Middle-class aspirations blossom among the new high-rises, though poverty is far from conquered
The capital of Ethiopia seems to be one vast building site. As the high-rise blocks, broad avenues and roundabout take shape, a new Addis Ababa is springing up. The priority for the regime is to build at all costs.
Ethiopia (population 85 million) is the second largest country in Africa and busily modernizing. It is ruled by the People’s Revolutionary Democratic Front, which is set on turning the country into the tiger of Africa.
Once synonymous with acute poverty and famine, Ethiopia has over the past decade enjoyed one of the highest growth rates in Africa – between 8% and 10%. Although a third of the population still live in poverty – on less than $0.60 a day – an urban middle class is appearing. Its members cannot compete with western countries, as earnings and careers are still very uneven. But they share a fierce determination to improve their lot.
Mekonnen Tilahun, 32, is an accountant. He is ambitious, switching jobs every two years. In eight years his wages have increased fivefold. To save money, he still lives with his mother. Were it not for inflation Tilahun would count himself very lucky. One day, if he puts enough money aside, he may marry. With “no more than two children”, he promises. Meanwhile, he works hard. His only luxury is the sports centre where he goes three nights a week. His younger sister wants to emigrate to the US, but not him. “Everything remains to be done here,” he says.
Hanna, one of his workmates, came home last year for the same reason after finishing university in France. “I realized that in Europe I would never matter as much as I do here,” she says simply. She thinks the country is “starting to open up to the outside world”.
Lily and Mimi Kassahoun hesitated a long time before deciding to head home. The two sisters finally returned to Addis Ababa at the end of 2011. It was a wrench because after 20 years in Canada it felt like home. “Our parents kept saying: ‘Why won’t you come back to Ethiopia? Business is booming here’,” they explain.
Three months ago Lily opened a restaurant in the Bole neighborhood, appropriately named “Oh Canada”. The place is already packed. “I paid attention to three things generally lacking in Ethiopia: clean toilets, quality service and atmosphere!” she says brightly. The bureaucracy, unreliable contractors, the need to train staff, the irregular supply of ingredients and the constantly rising prices bother her, though. “I thought it would take six months to open. It took three times that much. You have to learn to be patient here, but I’ve no regrets,” she adds.

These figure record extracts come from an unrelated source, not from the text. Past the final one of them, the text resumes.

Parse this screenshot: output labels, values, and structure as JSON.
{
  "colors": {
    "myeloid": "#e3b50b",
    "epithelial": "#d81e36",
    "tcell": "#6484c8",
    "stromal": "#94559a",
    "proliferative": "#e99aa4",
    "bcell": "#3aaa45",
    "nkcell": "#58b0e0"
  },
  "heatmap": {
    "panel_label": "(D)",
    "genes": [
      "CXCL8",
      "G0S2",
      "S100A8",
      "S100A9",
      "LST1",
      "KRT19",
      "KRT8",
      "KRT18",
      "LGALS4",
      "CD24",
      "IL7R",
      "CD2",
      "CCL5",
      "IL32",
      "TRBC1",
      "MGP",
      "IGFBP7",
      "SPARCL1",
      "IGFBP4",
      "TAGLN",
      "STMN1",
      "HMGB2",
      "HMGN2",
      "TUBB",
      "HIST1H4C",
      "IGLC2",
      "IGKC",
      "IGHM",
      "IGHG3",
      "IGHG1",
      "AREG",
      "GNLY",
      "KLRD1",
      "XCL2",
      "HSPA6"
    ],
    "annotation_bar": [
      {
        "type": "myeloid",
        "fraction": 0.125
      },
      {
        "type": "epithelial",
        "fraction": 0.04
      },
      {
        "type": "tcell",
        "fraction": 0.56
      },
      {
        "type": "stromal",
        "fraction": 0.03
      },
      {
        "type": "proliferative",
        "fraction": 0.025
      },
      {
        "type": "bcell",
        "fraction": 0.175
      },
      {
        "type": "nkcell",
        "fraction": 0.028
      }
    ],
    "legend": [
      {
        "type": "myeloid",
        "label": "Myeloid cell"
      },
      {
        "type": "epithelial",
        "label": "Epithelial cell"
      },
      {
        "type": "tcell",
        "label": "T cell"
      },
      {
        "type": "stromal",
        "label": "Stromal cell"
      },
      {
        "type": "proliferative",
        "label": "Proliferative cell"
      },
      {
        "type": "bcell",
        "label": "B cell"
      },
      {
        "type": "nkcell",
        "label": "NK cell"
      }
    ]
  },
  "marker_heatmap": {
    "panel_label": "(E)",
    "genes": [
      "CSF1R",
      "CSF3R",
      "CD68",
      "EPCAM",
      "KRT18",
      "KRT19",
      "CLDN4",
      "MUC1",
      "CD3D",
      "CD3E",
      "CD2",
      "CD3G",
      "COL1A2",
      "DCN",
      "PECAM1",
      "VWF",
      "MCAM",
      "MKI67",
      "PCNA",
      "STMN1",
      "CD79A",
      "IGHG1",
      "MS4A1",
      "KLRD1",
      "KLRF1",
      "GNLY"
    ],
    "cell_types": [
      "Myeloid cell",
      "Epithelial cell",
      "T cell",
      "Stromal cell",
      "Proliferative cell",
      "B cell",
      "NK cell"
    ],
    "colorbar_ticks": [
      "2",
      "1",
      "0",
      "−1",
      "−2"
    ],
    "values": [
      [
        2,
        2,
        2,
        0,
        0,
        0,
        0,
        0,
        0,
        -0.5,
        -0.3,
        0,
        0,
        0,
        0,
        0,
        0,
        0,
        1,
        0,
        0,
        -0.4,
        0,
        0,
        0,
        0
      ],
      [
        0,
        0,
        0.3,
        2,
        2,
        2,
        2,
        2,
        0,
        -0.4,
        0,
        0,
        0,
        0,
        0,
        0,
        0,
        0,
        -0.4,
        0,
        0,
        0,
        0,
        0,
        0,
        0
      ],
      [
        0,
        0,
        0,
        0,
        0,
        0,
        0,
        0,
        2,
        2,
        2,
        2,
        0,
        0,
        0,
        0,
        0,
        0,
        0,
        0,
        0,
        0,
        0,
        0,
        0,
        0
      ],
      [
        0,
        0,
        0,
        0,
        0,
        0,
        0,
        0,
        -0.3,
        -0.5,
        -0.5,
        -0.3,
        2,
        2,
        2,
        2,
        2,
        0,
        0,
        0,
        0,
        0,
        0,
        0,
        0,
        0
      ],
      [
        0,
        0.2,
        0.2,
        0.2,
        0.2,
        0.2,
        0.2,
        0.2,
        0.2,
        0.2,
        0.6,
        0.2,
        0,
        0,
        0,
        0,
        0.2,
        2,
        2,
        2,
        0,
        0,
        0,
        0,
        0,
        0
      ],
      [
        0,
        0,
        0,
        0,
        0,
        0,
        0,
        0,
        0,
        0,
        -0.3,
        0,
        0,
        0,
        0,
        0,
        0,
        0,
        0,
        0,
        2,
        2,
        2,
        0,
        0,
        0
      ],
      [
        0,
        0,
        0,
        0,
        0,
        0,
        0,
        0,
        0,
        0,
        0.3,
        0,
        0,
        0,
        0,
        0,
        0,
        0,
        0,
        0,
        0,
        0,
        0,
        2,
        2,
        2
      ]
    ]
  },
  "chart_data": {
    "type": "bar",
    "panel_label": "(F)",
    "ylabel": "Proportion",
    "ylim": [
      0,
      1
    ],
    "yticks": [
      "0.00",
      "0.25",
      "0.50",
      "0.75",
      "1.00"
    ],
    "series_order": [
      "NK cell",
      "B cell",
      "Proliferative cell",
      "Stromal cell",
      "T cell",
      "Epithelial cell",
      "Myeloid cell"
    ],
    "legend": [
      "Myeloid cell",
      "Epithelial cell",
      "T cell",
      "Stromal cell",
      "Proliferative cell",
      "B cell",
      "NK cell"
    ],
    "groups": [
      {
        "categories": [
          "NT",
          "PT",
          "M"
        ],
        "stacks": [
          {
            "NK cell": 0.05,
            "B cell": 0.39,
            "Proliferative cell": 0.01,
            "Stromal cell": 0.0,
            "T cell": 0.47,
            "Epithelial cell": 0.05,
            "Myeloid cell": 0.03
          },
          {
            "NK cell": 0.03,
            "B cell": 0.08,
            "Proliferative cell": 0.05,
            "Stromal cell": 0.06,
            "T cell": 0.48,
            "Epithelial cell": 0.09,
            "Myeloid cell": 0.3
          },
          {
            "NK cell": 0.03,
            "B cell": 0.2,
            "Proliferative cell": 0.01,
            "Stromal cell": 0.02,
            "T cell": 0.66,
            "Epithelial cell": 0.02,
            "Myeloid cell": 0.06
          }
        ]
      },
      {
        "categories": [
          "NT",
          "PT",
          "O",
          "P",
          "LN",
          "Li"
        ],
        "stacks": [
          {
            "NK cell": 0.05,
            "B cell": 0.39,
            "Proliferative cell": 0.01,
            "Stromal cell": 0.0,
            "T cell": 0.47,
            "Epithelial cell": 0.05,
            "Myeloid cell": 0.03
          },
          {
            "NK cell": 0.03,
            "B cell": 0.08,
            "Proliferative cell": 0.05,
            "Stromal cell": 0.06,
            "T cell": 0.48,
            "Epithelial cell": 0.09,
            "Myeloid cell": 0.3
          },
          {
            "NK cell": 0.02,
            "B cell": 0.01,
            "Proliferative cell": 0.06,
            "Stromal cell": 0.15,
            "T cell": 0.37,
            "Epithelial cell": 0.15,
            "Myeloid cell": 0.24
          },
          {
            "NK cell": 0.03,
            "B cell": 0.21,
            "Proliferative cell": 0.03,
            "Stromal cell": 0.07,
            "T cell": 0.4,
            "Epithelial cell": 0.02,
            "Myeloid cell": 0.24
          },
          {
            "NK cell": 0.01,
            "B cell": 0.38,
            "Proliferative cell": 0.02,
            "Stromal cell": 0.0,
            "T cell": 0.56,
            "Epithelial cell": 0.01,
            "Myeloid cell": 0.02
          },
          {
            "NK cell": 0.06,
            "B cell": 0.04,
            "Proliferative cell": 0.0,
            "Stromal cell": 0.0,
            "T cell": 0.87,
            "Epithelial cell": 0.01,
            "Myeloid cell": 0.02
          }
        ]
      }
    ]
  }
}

Sales of beer are another unusual indication of Ethiopian gentrification. Bernard Coulais heads the local branch of BGI Castel, which sells wine and beer all over Africa. “I aim to bring beer to everywhere in Ethiopia,” he brags.
In Angola, which is heavily urbanized, average per capita consumption now stands at 50 litres a year. In predominantly rural Ethiopia it is only four. “But things are changing so fast. Our sales are progressing at the same pace as the road network and electrification. It’s a revolution. We can barely keep up with demand,” he adds.
Ethiopia has achieved almost 100% school enrolment, largely thanks to former Prime Minister Meles Zenawi, who ousted the dictatorship in 1991 and ruled the country with until his death in August 2012.
Come back in five years’ time, It will be a modern city, with broad tarmacked avenues and ultramodern blocks and shopping malls.